Many CPUs have single assembly opcodes for returning the high order bits of a 32 bit integer multiplication. Normally multiplying two 32 bit integers produces a 64 bit result, but this is truncated to the low 32 bits if you store it in a 32 bit integer.
For example, on PowerPC, the mulhw opcode returns the high 32 bits of the 64 bit result of a 32x32 bit multiply in one clock. This is exactly what I'm looking for, but more portably. There's a similar opcode, umulhi(), in NVidia CUDA.

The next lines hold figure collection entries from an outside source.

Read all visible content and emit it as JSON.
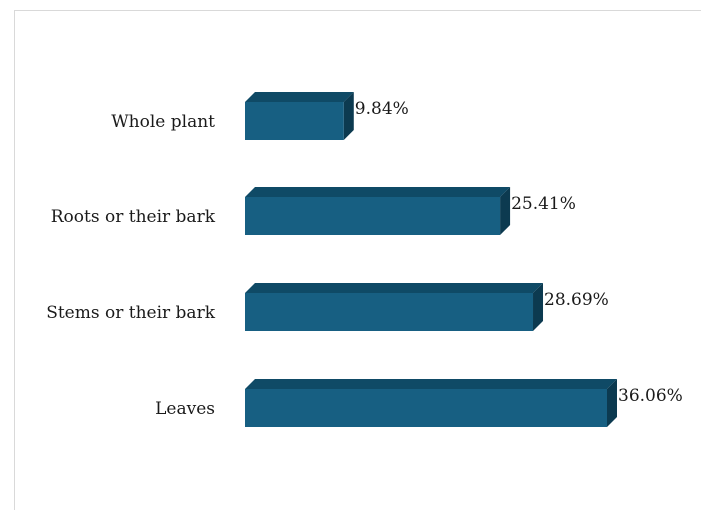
{
  "chart_data": {
    "type": "bar",
    "orientation": "horizontal",
    "style": "3d",
    "categories": [
      "Whole plant",
      "Roots or their bark",
      "Stems or their bark",
      "Leaves"
    ],
    "values": [
      9.84,
      25.41,
      28.69,
      36.06
    ],
    "value_labels": [
      "9.84%",
      "25.41%",
      "28.69%",
      "36.06%"
    ],
    "unit": "%",
    "title": "",
    "xlabel": "",
    "ylabel": "",
    "xlim": [
      0,
      36.06
    ],
    "grid": false,
    "legend": "none",
    "colors": {
      "bar_front": "#175f82",
      "bar_top": "#0f4a66",
      "bar_side": "#0c3a50"
    }
  }
}
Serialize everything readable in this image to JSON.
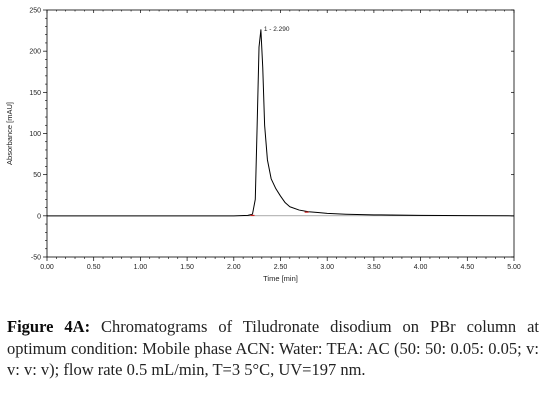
{
  "chart_data": {
    "type": "line",
    "title": "",
    "xlabel": "Time [min]",
    "ylabel": "Absorbance [mAU]",
    "xlim": [
      0,
      5
    ],
    "ylim": [
      -50,
      250
    ],
    "x_ticks": [
      "0.00",
      "0.50",
      "1.00",
      "1.50",
      "2.00",
      "2.50",
      "3.00",
      "3.50",
      "4.00",
      "4.50",
      "5.00"
    ],
    "y_ticks": [
      "-50",
      "0",
      "50",
      "100",
      "150",
      "200",
      "250"
    ],
    "grid": false,
    "series": [
      {
        "x": [
          0.0,
          1.0,
          2.0,
          2.15,
          2.2,
          2.23,
          2.25,
          2.27,
          2.29,
          2.31,
          2.33,
          2.36,
          2.4,
          2.45,
          2.5,
          2.55,
          2.6,
          2.7,
          2.8,
          2.9,
          3.0,
          3.2,
          3.5,
          4.0,
          4.5,
          5.0
        ],
        "y": [
          0,
          0,
          0,
          0.5,
          2,
          20,
          110,
          205,
          226,
          180,
          110,
          68,
          45,
          33,
          24,
          16,
          11,
          7,
          5,
          4,
          3,
          2,
          1.2,
          0.6,
          0.3,
          0
        ],
        "color": "#000000"
      }
    ],
    "annotations": [
      {
        "text": "1 - 2.290",
        "x": 2.29,
        "y": 226
      }
    ],
    "peak_markers": [
      {
        "x": 2.2,
        "y": 0.5,
        "color": "#cc2222"
      },
      {
        "x": 2.78,
        "y": 4.5,
        "color": "#cc2222"
      }
    ]
  },
  "caption": {
    "label": "Figure 4A:",
    "text": " Chromatograms of Tiludronate disodium on PBr column at optimum condition: Mobile phase ACN: Water: TEA: AC (50: 50: 0.05: 0.05; v: v: v: v); flow rate 0.5 mL/min, T=3 5°C, UV=197 nm."
  }
}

In C/C++, is there an efficient way to return the high order bits of the 32x32 multiply? Currently I compute it by casting to 64 bits, something like:
unsigned int umulhi32(unsigned int x, unsigned int y)
{
unsigned long long xx=x;
xx*=y;
return (unsigned int)(xx>>32);
}
but this is over 11 times slower than a regular 32 by 32 multiply because I'm using overkill 64 bit math even for the multiply.
Is there a faster way to compute the high order bits?
This is clearly not best solved with a BigInteger library (which is overkill and will have huge overhead).
SSE seems to have PMULHUW, a 16x16 -> top 16 bit version of this, but not a 32x32 -> top 32 version like I'm looking for.